Les associations de familles, celles de prévention des radicalisations comme « Save Belgium » présidée par Saliha Ben Ali dont le fils Sabri est mort en Syrie en 2013, comme les avocats et les associations de défense des droits de l’enfant demandent le rapatriement automatique de tous les enfants de moins de dix-huit ans en vain. La problématique de la séparation potentielle des enfants de leur mère, depuis la Syrie afin d’effectuer une sélection des retours en amont, est un autre élément déterminant dans le débat actuel et auquel s’est frotté le gouvernement belge. Contraire aux droits de l’enfant, elle semble largement contre-productive et illégale. Selon les règles européennes (4), elle doit faire l’objet d’une décision judiciaire prononcée en la présence sur le territoire belge de la mère et de l’enfant. Le cadre du retour des enfants en Belgique est déjà largement traumatisant alors qu’ils ont vécu ce que les psychologues appellent un stress précoce toxique.
Profils très divers
Dans son rapport annuel 2017-2018, le Délégué général aux Droits de l’Enfant (5), Bernard de Vos s’exprimait déjà clairement : « Les enfants victimes d’un conflit ont droit à une protection et à une réinsertion sociale ». Il y détaille dans le chapitre 8 « Au Secours » l’ensemble des dispositifs qui sont offerts par la protection judiciaire de tous les mineurs concernés. Il y témoigne du quotidien et de l’angoisse des familles concernées. Mais également de l’extrême diversité des profils à appréhender et pour lesquels il faut trouver et proposer une solution adéquate dès leur retour : « Le Délégué général est, depuis plusieurs mois, interpellé par des grands-parents, des oncles et des tantes, dont les descendances se trouvent dans des camps sous autorités kurdes ou n’ont pas encore été localisées. » Et pour lui, l’Etat est responsable de ses ressortissants et doit rapatrier tous ces jeunes car « on est enfant jusque 18 ans, tous doivent être rapatriés, le plus rapidement possible, selon des modalités adaptées à leur âge ».
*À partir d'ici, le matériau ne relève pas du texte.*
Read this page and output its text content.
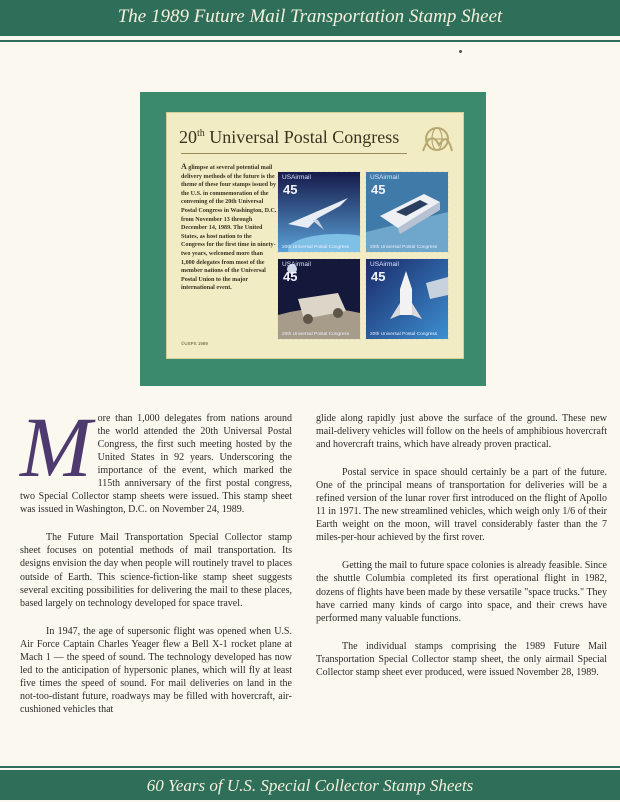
The 1989 Future Mail Transportation Stamp Sheet
20th Universal Postal Congress
A glimpse at several potential mail delivery methods of the future is the theme of these four stamps issued by the U.S. in commemoration of the convening of the 20th Universal Postal Congress in Washington, D.C. from November 13 through December 14, 1989. The United States, as host nation to the Congress for the first time in ninety-two years, welcomed more than 1,000 delegates from most of the member nations of the Universal Postal Union to the major international event.
©USPS 1989
USAirmail
45
20th Universal Postal Congress
USAirmail
45
20th Universal Postal Congress
USAirmail
45
20th Universal Postal Congress
USAirmail
45
20th Universal Postal Congress

More than 1,000 delegates from nations around the world attended the 20th Universal Postal Congress, the first such meeting hosted by the United States in 92 years. Underscoring the importance of the event, which marked the 115th anniversary of the first postal congress, two Special Collector stamp sheets were issued. This stamp sheet was issued in Washington, D.C. on November 24, 1989.

The Future Mail Transportation Special Collector stamp sheet focuses on potential methods of mail transportation. Its designs envision the day when people will routinely travel to places outside of Earth. This science-fiction-like stamp sheet suggests several exciting possibilities for delivering the mail to these places, based largely on technology developed for space travel.

In 1947, the age of supersonic flight was opened when U.S. Air Force Captain Charles Yeager flew a Bell X-1 rocket plane at Mach 1 — the speed of sound. The technology developed has now led to the anticipation of hypersonic planes, which will fly at least five times the speed of sound. For mail deliveries on land in the not-too-distant future, roadways may be filled with hovercraft, air-cushioned vehicles that

glide along rapidly just above the surface of the ground. These new mail-delivery vehicles will follow on the heels of amphibious hovercraft and hovercraft trains, which have already proven practical.

Postal service in space should certainly be a part of the future. One of the principal means of transportation for deliveries will be a refined version of the lunar rover first introduced on the flight of Apollo 11 in 1971. The new streamlined vehicles, which weigh only 1/6 of their Earth weight on the moon, will travel considerably faster than the 7 miles-per-hour achieved by the first rover.

Getting the mail to future space colonies is already feasible. Since the shuttle Columbia completed its first operational flight in 1982, dozens of flights have been made by these versatile "space trucks." They have carried many kinds of cargo into space, and their crews have performed many valuable functions.

The individual stamps comprising the 1989 Future Mail Transportation Special Collector stamp sheet, the only airmail Special Collector stamp sheet ever produced, were issued November 28, 1989.

60 Years of U.S. Special Collector Stamp Sheets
Le suivi est impératif car toujours selon le Délégué, « Gérer, faciliter leur retour et prendre soin de ces enfants constitue le meilleur moyen de prévenir de futurs actes de terrorisme violent chez nous. (…) C’est aussi un symbole fort, volontariste en termes de “vivre ensemble” pour tous nos concitoyens, quelle que soit leur communauté de pensée, philosophique, culturelle ou religieuse ».
Il ne reste plus beaucoup de temps avant de perdre leur trace. La Belgique portera pendant des années le poids de la culpabilité d’avoir abandonné ses propres enfants aux erreurs de leurs parents, au casse-tête géopolitique improbable dans lequel ils sont nés. Au fond, ces enfants n’ont rien demandé. Mais ne peut-on avoir encore un peu d’humanité pour tenter de les sauver alors qu’eux ne sont encore qu’en capacité de ne rien pouvoir demander ?
(1) www.savebelgium.org (2) Foreign Terrorist Fighters (3) http://www.egmontinstitute.be/returnees-assessing-policies-on-returning-... (4) Article 8 de la Convention Européenne des Droits de l’homme (5) La Belgique est le seul pays en Europe à disposer d’un tel délégué. Il fait l’interface entre la société et la justice qui traite de la jeunesse.